Francis Carco
Je n’avais jamais lu de roman de Francis Carco, que je connaissais surtout pour les chansons qu’il a écrites entre deux guerres. « Rien qu’une femme » n’est sans doute pas la meilleure entrée dans son œuvre (son roman le plus connu est « Jésus la caille » et fait, paraît-il, la part belle à l’argot.)
Dans cet opus, d’une écriture classique, le narrateur (Claude) est un jeune garçon d’une quinzaine d’années, fils d’une mère autoritaire qu’il appelle « la patronne » et à laquelle il n’ose s’opposer. Elle dirige un hôtel respectable, Le Cheval Blanc, dans une ville de province. Il ne connaît pas son père et ne cherche pas à savoir qui il était. Claude se déniaise avec Mariette, une servante plus âgée que lui, de caractère simple (« simple » dans le sens qui ne cherche jamais à faire des histoires) et d’un tempérament au lit plutôt volcanique. Est-il amoureux d’elle ? Lui-même ne le sait pas. Il la trouve inférieure, puisque c’est une servante et il en fait sa chose, son objet sexuel. Mais lorsqu’elle partira avec un autre homme, il se retrouvera comme un gosse à qui on a volé son jouet et n’aura qu’une idée : la reprendre. Son égoïsme et sa méchanceté éclatent au grand jour. Le personnage de Claude est malsain. L’histoire est malsaine et laisse un goût d’amertume au lecteur. Claude se décrit lui-même comme « sournois ». L’incipit du livre m’avait pourtant mis l’eau à la bouche.

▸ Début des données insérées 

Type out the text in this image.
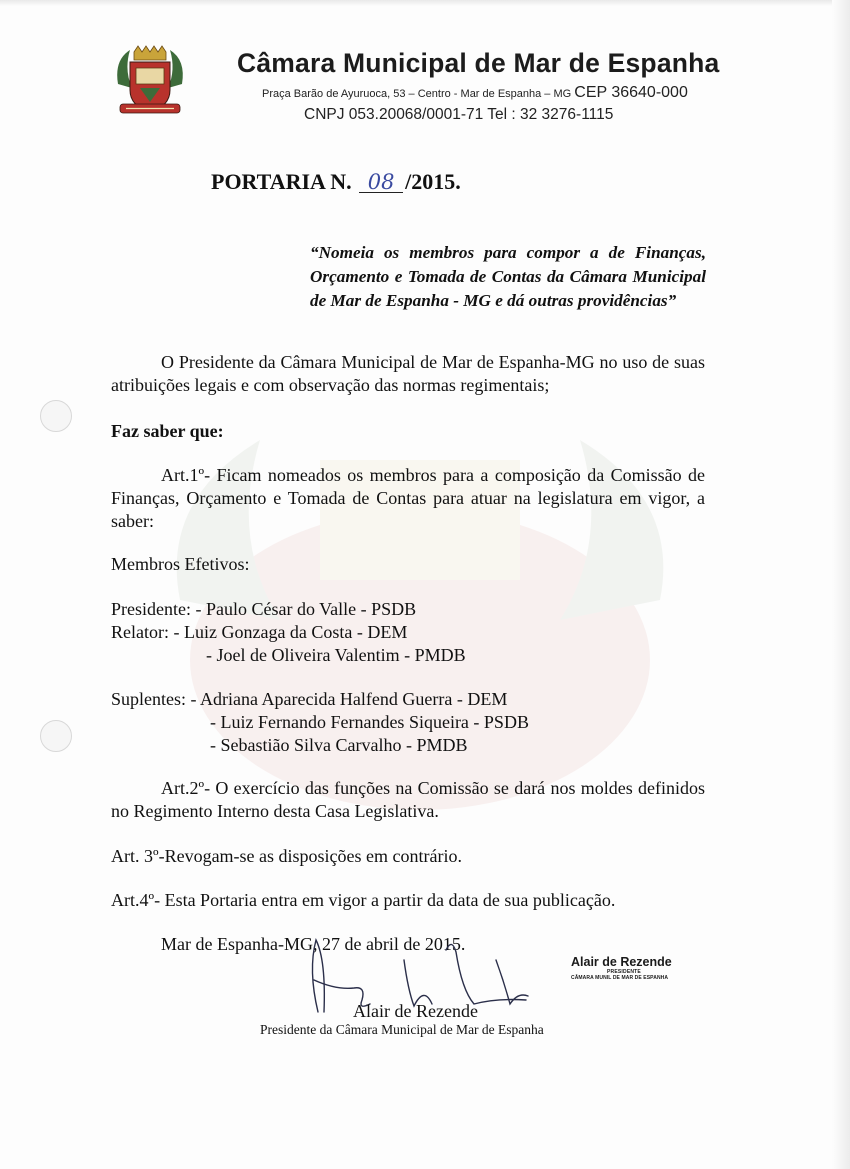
Câmara Municipal de Mar de Espanha
Praça Barão de Ayuruoca, 53 – Centro - Mar de Espanha – MG CEP 36640-000
CNPJ 053.20068/0001-71 Tel : 32 3276-1115
PORTARIA N. 08 /2015.
“Nomeia os membros para compor a de Finanças, Orçamento e Tomada de Contas da Câmara Municipal de Mar de Espanha - MG e dá outras providências”
O Presidente da Câmara Municipal de Mar de Espanha-MG no uso de suas atribuições legais e com observação das normas regimentais;
Faz saber que:
Art.1º- Ficam nomeados os membros para a composição da Comissão de Finanças, Orçamento e Tomada de Contas para atuar na legislatura em vigor, a saber:
Membros Efetivos:
Presidente: - Paulo César do Valle - PSDB
Relator: - Luiz Gonzaga da Costa - DEM
- Joel de Oliveira Valentim - PMDB
Suplentes: - Adriana Aparecida Halfend Guerra - DEM
- Luiz Fernando Fernandes Siqueira - PSDB
- Sebastião Silva Carvalho - PMDB
Art.2º- O exercício das funções na Comissão se dará nos moldes definidos no Regimento Interno desta Casa Legislativa.
Art. 3º-Revogam-se as disposições em contrário.
Art.4º- Esta Portaria entra em vigor a partir da data de sua publicação.
Mar de Espanha-MG, 27 de abril de 2015.
Alair de Rezende
Presidente da Câmara Municipal de Mar de Espanha
Alair de Rezende
PRESIDENTE
CÂMARA MUNIL DE MAR DE ESPANHA
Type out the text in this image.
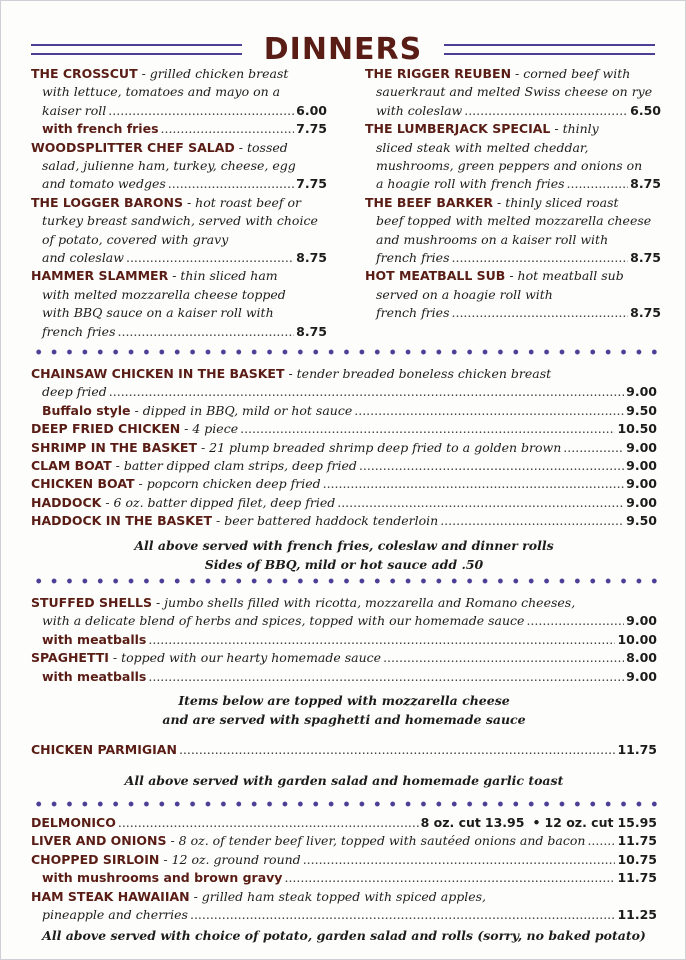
DINNERS
THE CROSSCUT - grilled chicken breast
with lettuce, tomatoes and mayo on a
kaiser roll .....	6.00
with french fries .....	7.75
WOODSPLITTER CHEF SALAD - tossed
salad, julienne ham, turkey, cheese, egg
and tomato wedges .....	7.75
THE LOGGER BARONS - hot roast beef or
turkey breast sandwich, served with choice
of potato, covered with gravy
and coleslaw .....	8.75
HAMMER SLAMMER - thin sliced ham
with melted mozzarella cheese topped
with BBQ sauce on a kaiser roll with
french fries .....	8.75
THE RIGGER REUBEN - corned beef with
sauerkraut and melted Swiss cheese on rye
with coleslaw .....	6.50
THE LUMBERJACK SPECIAL - thinly
sliced steak with melted cheddar,
mushrooms, green peppers and onions on
a hoagie roll with french fries .....	8.75
THE BEEF BARKER - thinly sliced roast
beef topped with melted mozzarella cheese
and mushrooms on a kaiser roll with
french fries .....	8.75
HOT MEATBALL SUB - hot meatball sub
served on a hoagie roll with
french fries .....	8.75
CHAINSAW CHICKEN IN THE BASKET - tender breaded boneless chicken breast
deep fried .....	9.00
Buffalo style - dipped in BBQ, mild or hot sauce .....	9.50
DEEP FRIED CHICKEN - 4 piece .....	10.50
SHRIMP IN THE BASKET - 21 plump breaded shrimp deep fried to a golden brown .....	9.00
CLAM BOAT - batter dipped clam strips, deep fried .....	9.00
CHICKEN BOAT - popcorn chicken deep fried .....	9.00
HADDOCK - 6 oz. batter dipped filet, deep fried .....	9.00
HADDOCK IN THE BASKET - beer battered haddock tenderloin .....	9.50
All above served with french fries, coleslaw and dinner rolls
Sides of BBQ, mild or hot sauce add .50
STUFFED SHELLS - jumbo shells filled with ricotta, mozzarella and Romano cheeses,
with a delicate blend of herbs and spices, topped with our homemade sauce .....	9.00
with meatballs .....	10.00
SPAGHETTI - topped with our hearty homemade sauce .....	8.00
with meatballs .....	9.00
Items below are topped with mozzarella cheese
and are served with spaghetti and homemade sauce
CHICKEN PARMIGIAN .....	11.75
All above served with garden salad and homemade garlic toast
DELMONICO .....	8 oz. cut 13.95 • 12 oz. cut 15.95
LIVER AND ONIONS - 8 oz. of tender beef liver, topped with sautéed onions and bacon .....	11.75
CHOPPED SIRLOIN - 12 oz. ground round .....	10.75
with mushrooms and brown gravy .....	11.75
HAM STEAK HAWAIIAN - grilled ham steak topped with spiced apples,
pineapple and cherries .....	11.25
All above served with choice of potato, garden salad and rolls (sorry, no baked potato)
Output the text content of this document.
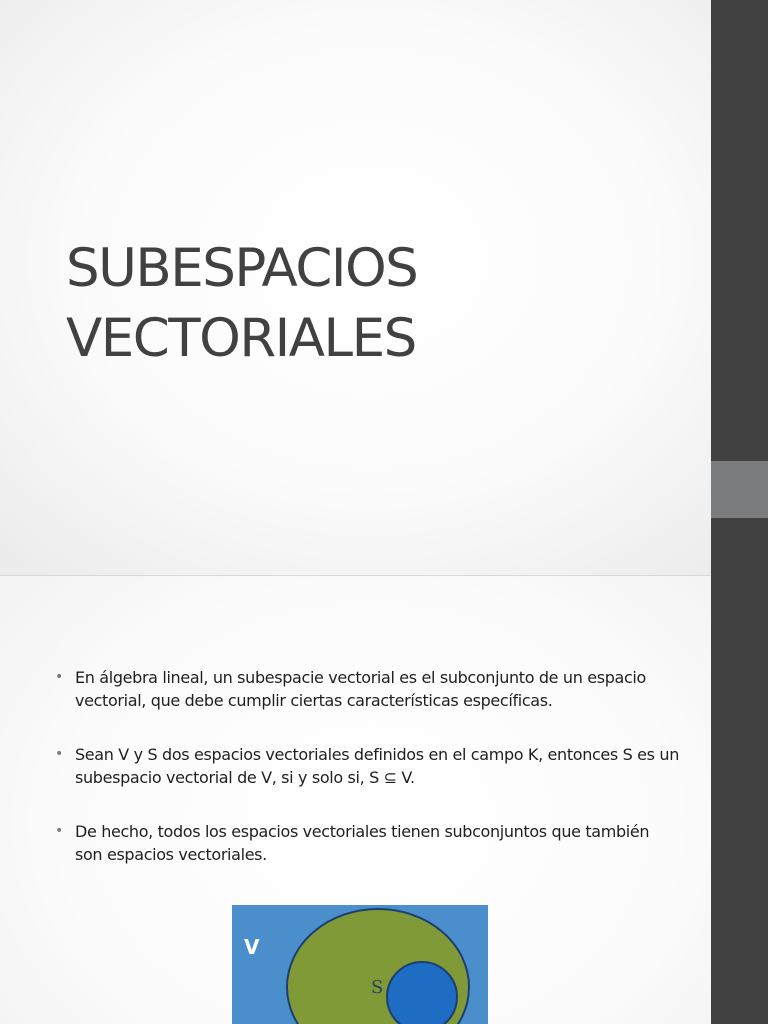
SUBESPACIOS
VECTORIALES
• En álgebra lineal, un subespacie vectorial es el subconjunto de un espacio vectorial, que debe cumplir ciertas características específicas.
• Sean V y S dos espacios vectoriales definidos en el campo K, entonces S es un subespacio vectorial de V, si y solo si, S ⊆ V.
• De hecho, todos los espacios vectoriales tienen subconjuntos que también son espacios vectoriales.
V
S
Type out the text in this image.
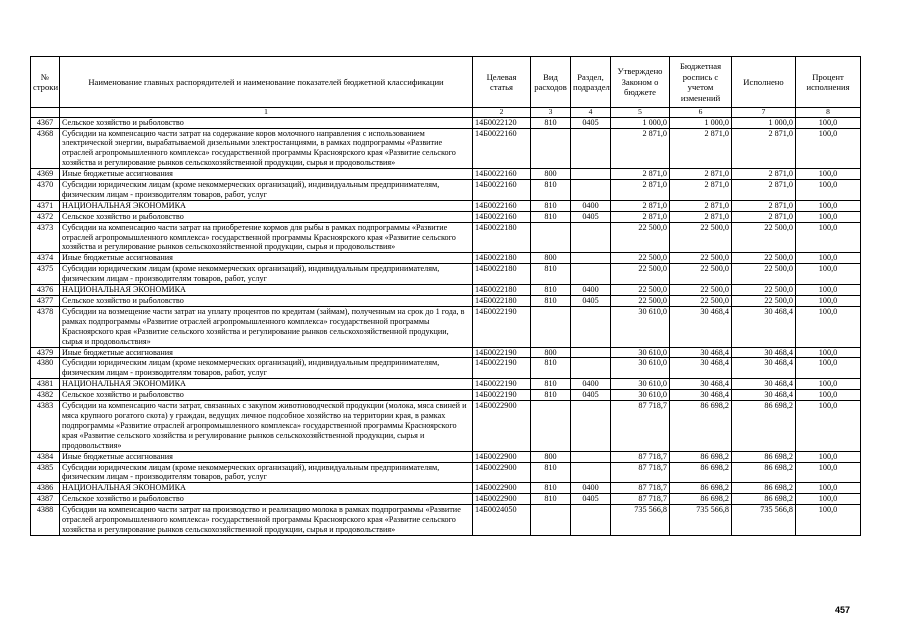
№ строки	Наименование главных распорядителей и наименование показателей бюджетной классификации	Целевая статья	Вид расходов	Раздел, подраздел	Утверждено Законом о бюджете	Бюджетная роспись с учетом изменений	Исполнено	Процент исполнения
	1	2	3	4	5	6	7	8
4367	Сельское хозяйство и рыболовство	14Б0022120	810	0405	1 000,0	1 000,0	1 000,0	100,0
4368	Субсидии на компенсацию части затрат на содержание коров молочного направления с использованием электрической энергии, вырабатываемой дизельными электростанциями, в рамках подпрограммы «Развитие отраслей агропромышленного комплекса» государственной программы Красноярского края «Развитие сельского хозяйства и регулирование рынков сельскохозяйственной продукции, сырья и продовольствия»	14Б0022160			2 871,0	2 871,0	2 871,0	100,0
4369	Иные бюджетные ассигнования	14Б0022160	800		2 871,0	2 871,0	2 871,0	100,0
4370	Субсидии юридическим лицам (кроме некоммерческих организаций), индивидуальным предпринимателям, физическим лицам - производителям товаров, работ, услуг	14Б0022160	810		2 871,0	2 871,0	2 871,0	100,0
4371	НАЦИОНАЛЬНАЯ ЭКОНОМИКА	14Б0022160	810	0400	2 871,0	2 871,0	2 871,0	100,0
4372	Сельское хозяйство и рыболовство	14Б0022160	810	0405	2 871,0	2 871,0	2 871,0	100,0
4373	Субсидии на компенсацию части затрат на приобретение кормов для рыбы в рамках подпрограммы «Развитие отраслей агропромышленного комплекса» государственной программы Красноярского края «Развитие сельского хозяйства и регулирование рынков сельскохозяйственной продукции, сырья и продовольствия»	14Б0022180			22 500,0	22 500,0	22 500,0	100,0
4374	Иные бюджетные ассигнования	14Б0022180	800		22 500,0	22 500,0	22 500,0	100,0
4375	Субсидии юридическим лицам (кроме некоммерческих организаций), индивидуальным предпринимателям, физическим лицам - производителям товаров, работ, услуг	14Б0022180	810		22 500,0	22 500,0	22 500,0	100,0
4376	НАЦИОНАЛЬНАЯ ЭКОНОМИКА	14Б0022180	810	0400	22 500,0	22 500,0	22 500,0	100,0
4377	Сельское хозяйство и рыболовство	14Б0022180	810	0405	22 500,0	22 500,0	22 500,0	100,0
4378	Субсидии на возмещение части затрат на уплату процентов по кредитам (займам), полученным на срок до 1 года, в рамках подпрограммы «Развитие отраслей агропромышленного комплекса» государственной программы Красноярского края «Развитие сельского хозяйства и регулирование рынков сельскохозяйственной продукции, сырья и продовольствия»	14Б0022190			30 610,0	30 468,4	30 468,4	100,0
4379	Иные бюджетные ассигнования	14Б0022190	800		30 610,0	30 468,4	30 468,4	100,0
4380	Субсидии юридическим лицам (кроме некоммерческих организаций), индивидуальным предпринимателям, физическим лицам - производителям товаров, работ, услуг	14Б0022190	810		30 610,0	30 468,4	30 468,4	100,0
4381	НАЦИОНАЛЬНАЯ ЭКОНОМИКА	14Б0022190	810	0400	30 610,0	30 468,4	30 468,4	100,0
4382	Сельское хозяйство и рыболовство	14Б0022190	810	0405	30 610,0	30 468,4	30 468,4	100,0
4383	Субсидии на компенсацию части затрат, связанных с закупом животноводческой продукции (молока, мяса свиней и мяса крупного рогатого скота) у граждан, ведущих личное подсобное хозяйство на территории края, в рамках подпрограммы «Развитие отраслей агропромышленного комплекса» государственной программы Красноярского края «Развитие сельского хозяйства и регулирование рынков сельскохозяйственной продукции, сырья и продовольствия»	14Б0022900			87 718,7	86 698,2	86 698,2	100,0
4384	Иные бюджетные ассигнования	14Б0022900	800		87 718,7	86 698,2	86 698,2	100,0
4385	Субсидии юридическим лицам (кроме некоммерческих организаций), индивидуальным предпринимателям, физическим лицам - производителям товаров, работ, услуг	14Б0022900	810		87 718,7	86 698,2	86 698,2	100,0
4386	НАЦИОНАЛЬНАЯ ЭКОНОМИКА	14Б0022900	810	0400	87 718,7	86 698,2	86 698,2	100,0
4387	Сельское хозяйство и рыболовство	14Б0022900	810	0405	87 718,7	86 698,2	86 698,2	100,0
4388	Субсидии на компенсацию части затрат на производство и реализацию молока в рамках подпрограммы «Развитие отраслей агропромышленного комплекса» государственной программы Красноярского края «Развитие сельского хозяйства и регулирование рынков сельскохозяйственной продукции, сырья и продовольствия»	14Б0024050			735 566,8	735 566,8	735 566,8	100,0
457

Je le reproduis ici : « C’est à coup sûr ce soir de mi-carême, bruyant et pluvieux, que le diable entra chez nous »…
Carco était-il malsain ? Né en Nouvelle-Calédonie où son père était inspecteur des domaines, il est profondément marqué par la vue des bagnards enchaînés. De retour en France il se réfugie dans la poésie car il craint son père violent et autoritaire. Adulte il travaille comme surveillant de lycée, se fait renvoyer, visite les bas-fonds de Lyon et Grenoble. Il monte à Paris en 1910, fréquente Montmartre et fait la connaissance de Pierre MacOrlan, Roland Dorgelès, Guillaume Apollinaire, Max Jacob, Utrillo… Il travaille comme critique artistique pour la revue Gil Blas et publie ses premiers poèmes en 1912.
Il rencontre Katherine Mansfield avec qui il aura une relation trouble, qu’il qualifie d’un « amour voué au désastre ». Elle fera de lui un personnage sombre et cynique dans sa nouvelle intitulée « Je ne parle pas français ». En 1914, il publie « Jésus la caille » au Mercure de France : l’histoire d’un proxénète homosexuel.
Il semble bien que Carco ait été un homme complexe, voire complexé, fréquentant les milieux interlopes. Malsain donc ? Peut-être. Sujet à approfondir.